Une vie entière au service des patients

Voilà maintenant un peu plus de deux mois que le Dr. Claude Vaney a définitivement quitté notre clinique pour une retraite bien méritée. Avant son départ, nous lui avons posé quelques questions sur sa longue carrière de médecin-chef Neurologie et son engagement permanent pour les patients atteints d’affection neurologique. Un bel hommage que nous vous proposons de découvrir ici.

Dr Vaney, vous avez dévoué votre carrière à la neurologie. Pourquoi avoir choisi cette spécialité ?
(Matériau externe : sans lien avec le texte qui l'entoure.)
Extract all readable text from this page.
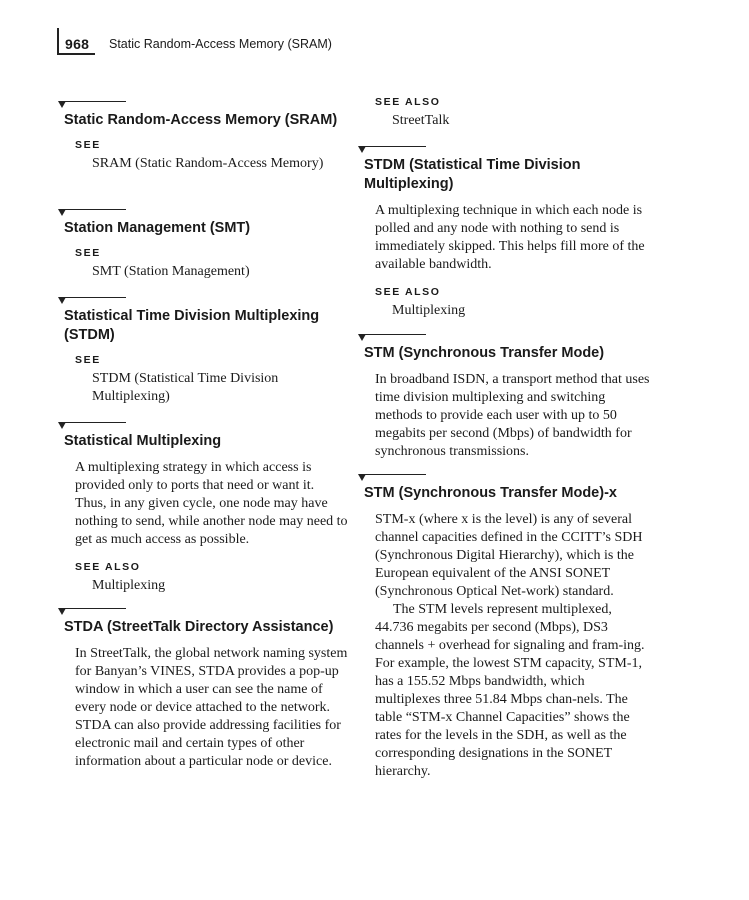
968 Static Random-Access Memory (SRAM)
Static Random-Access Memory (SRAM)
SEE
SRAM (Static Random-Access Memory)
Station Management (SMT)
SEE
SMT (Station Management)
Statistical Time Division Multiplexing (STDM)
SEE
STDM (Statistical Time Division Multiplexing)
Statistical Multiplexing
A multiplexing strategy in which access is provided only to ports that need or want it. Thus, in any given cycle, one node may have nothing to send, while another node may need to get as much access as possible.
SEE ALSO
Multiplexing
STDA (StreetTalk Directory Assistance)
In StreetTalk, the global network naming system for Banyan’s VINES, STDA provides a pop-up window in which a user can see the name of every node or device attached to the network. STDA can also provide addressing facilities for electronic mail and certain types of other information about a particular node or device.
SEE ALSO
StreetTalk
STDM (Statistical Time Division Multiplexing)
A multiplexing technique in which each node is polled and any node with nothing to send is immediately skipped. This helps fill more of the available bandwidth.
SEE ALSO
Multiplexing
STM (Synchronous Transfer Mode)
In broadband ISDN, a transport method that uses time division multiplexing and switching methods to provide each user with up to 50 megabits per second (Mbps) of bandwidth for synchronous transmissions.
STM (Synchronous Transfer Mode)-x
STM-x (where x is the level) is any of several channel capacities defined in the CCITT’s SDH (Synchronous Digital Hierarchy), which is the European equivalent of the ANSI SONET (Synchronous Optical Net-work) standard.
The STM levels represent multiplexed, 44.736 megabits per second (Mbps), DS3 channels + overhead for signaling and fram-ing. For example, the lowest STM capacity, STM-1, has a 155.52 Mbps bandwidth, which multiplexes three 51.84 Mbps chan-nels. The table “STM-x Channel Capacities” shows the rates for the levels in the SDH, as well as the corresponding designations in the SONET hierarchy.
Au fond, le fait que je sois devenu neurologue est un peu le fruit du hasard : En 1986, quand le professeur Mumenthaler m’a envoyé comme chef de clinique à Montana, je pensais plutôt devenir interniste où psychosomaticien. Mais comme je me suis beaucoup plus à Montana et qu’on on a mis au concours la place de médecin-chef du service neurologie, j’ai tenté ma chance…coup de bol: j’ai été nommé comme « jeune gamin de 36 ans » médecin-chef ! Pendant la rénovation de la clinique en 1988/89, j’ai donc terminé ma formation de neurologue à Bern et à Vancouver pour débuter janvier 1990 ma carrière de médecin-chef avec le titre de neurologue FMH en poche.

Vous avez travaillé de longues années à Montana avant de partir, puis de revenir en fin de carrière. Pourquoi avoir choisi Montana ?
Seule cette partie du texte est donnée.